El Banco Mundial evaluará los riesgos ambientales de Taca Taca en Salta antes de aprobar su financiamiento
Argentina busca consolidarse como un actor clave en el mercado global del cobre a través de proyectos de gran escala que prometen atraer inversiones multimillonarias. Uno de los pilares de esta estrategia es el megaproyecto Taca Taca, que ahora se enfrenta a un riguroso examen internacional que va más allá de sus reservas minerales o los dólares que pueda generar por exportaciones.

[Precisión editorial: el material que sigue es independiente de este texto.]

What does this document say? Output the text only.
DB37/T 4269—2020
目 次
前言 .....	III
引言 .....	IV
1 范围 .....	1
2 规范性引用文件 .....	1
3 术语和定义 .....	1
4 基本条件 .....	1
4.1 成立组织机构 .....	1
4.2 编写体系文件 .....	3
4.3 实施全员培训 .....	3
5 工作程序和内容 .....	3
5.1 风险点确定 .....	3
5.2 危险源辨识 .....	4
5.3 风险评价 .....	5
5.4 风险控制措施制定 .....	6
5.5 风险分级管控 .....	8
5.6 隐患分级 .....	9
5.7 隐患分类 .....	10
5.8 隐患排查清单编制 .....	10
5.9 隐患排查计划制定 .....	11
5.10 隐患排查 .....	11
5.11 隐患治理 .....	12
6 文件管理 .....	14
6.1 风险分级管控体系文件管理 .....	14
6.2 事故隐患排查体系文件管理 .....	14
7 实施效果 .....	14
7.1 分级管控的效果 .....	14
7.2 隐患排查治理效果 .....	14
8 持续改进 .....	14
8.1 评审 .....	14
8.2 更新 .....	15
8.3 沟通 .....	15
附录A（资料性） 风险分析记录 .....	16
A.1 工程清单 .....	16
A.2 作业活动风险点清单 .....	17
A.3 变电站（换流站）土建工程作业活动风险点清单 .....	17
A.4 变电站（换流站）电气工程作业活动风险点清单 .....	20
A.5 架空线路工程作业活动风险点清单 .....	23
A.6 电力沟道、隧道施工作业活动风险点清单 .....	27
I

La Corporación Financiera Internacional (CFI), brazo del Banco Mundial, llevará a cabo una auditoría integral sobre los riesgos ambientales y sociales del emprendimiento situado en la provincia de Salta. Esta revisión surge en un momento crucial para el desarrollo de la mina, que es impulsada por la empresa de origen canadiense First Quantum Minerals.
El desarrollo contempla una inversión total de u$s5.250 millones para la explotación de una mina a cielo abierto de cobre, oro y molibdeno en la Puna salteña. La magnitud del desembolso fue confirmada recientemente tras reuniones de alto nivel entre directivos de la compañía y autoridades del gobierno argentino.
La labor de la CFI no sustituye a los organismos regulatorios locales, sino que busca detectar brechas respecto a los estándares internacionales de sostenibilidad. Durante el proceso, se evaluarán los planes de acción y se emitirán recomendaciones para reducir la incertidumbre en torno a los impactos ambientales del proyecto.
El acuerdo de colaboración técnica incluye visitas al sitio y el análisis detallado de las estrategias de First Quantum para cumplir con las exigencias del organismo. Esta asistencia es clave para que el proyecto pueda acceder en el futuro a financiamiento internacional y alianzas estratégicas de gran envergadura.
Taca Taca posee una vida útil proyectada de 35 años, con una capacidad de producción que podría alcanzar las 323.000 toneladas de cobre anuales en sus periodos pico. Situado a 55 kilómetros de la frontera con Chile, se perfila como uno de los depósitos de cobre no desarrollados más importantes del mundo.
En términos socioeconómicos, se estima que la fase de construcción generará unos 4.000 empleos, seguidos de 2.000 puestos directos durante la fase operativa. El megaproyecto podría ser el motor para recuperar la exportación de cobre en Argentina tras el cese de actividad de Bajo de la Alumbrera.
Sin embargo, la magnitud del plan expone la paradoja de la transición energética: el cobre es vital para las tecnologías verdes, pero su extracción conlleva un fuerte impacto ambiental. La minería a cielo abierto requiere la remoción masiva de roca y una gestión sumamente compleja de la infraestructura energética e industrial.
Los puntos críticos de la auditoría incluyen el uso eficiente de los recursos hídricos y la conservación de la biodiversidad en un ecosistema sensible. La gestión del agua y la seguridad de las comunidades circundantes son factores determinantes para la viabilidad a largo plazo del emprendimiento.
El éxito financiero de Taca Taca depende en gran medida de su reputación ambiental, dado que los grandes bancos internacionales exigen estrictos criterios de sostenibilidad para otorgar créditos. Cualquier controversia social o deficiencia técnica podría derivar en retrasos costosos o en el bloqueo total de la inversión.
La empresa minera arrastra el antecedente de Cobre Panamá, un proyecto que debió cerrar tras un intenso conflicto social y judicial que afectó severamente sus activos. Aquella experiencia resalta la importancia crítica de la licencia social y la correcta gestión de los residuos mineros para evitar crisis políticas y económicas.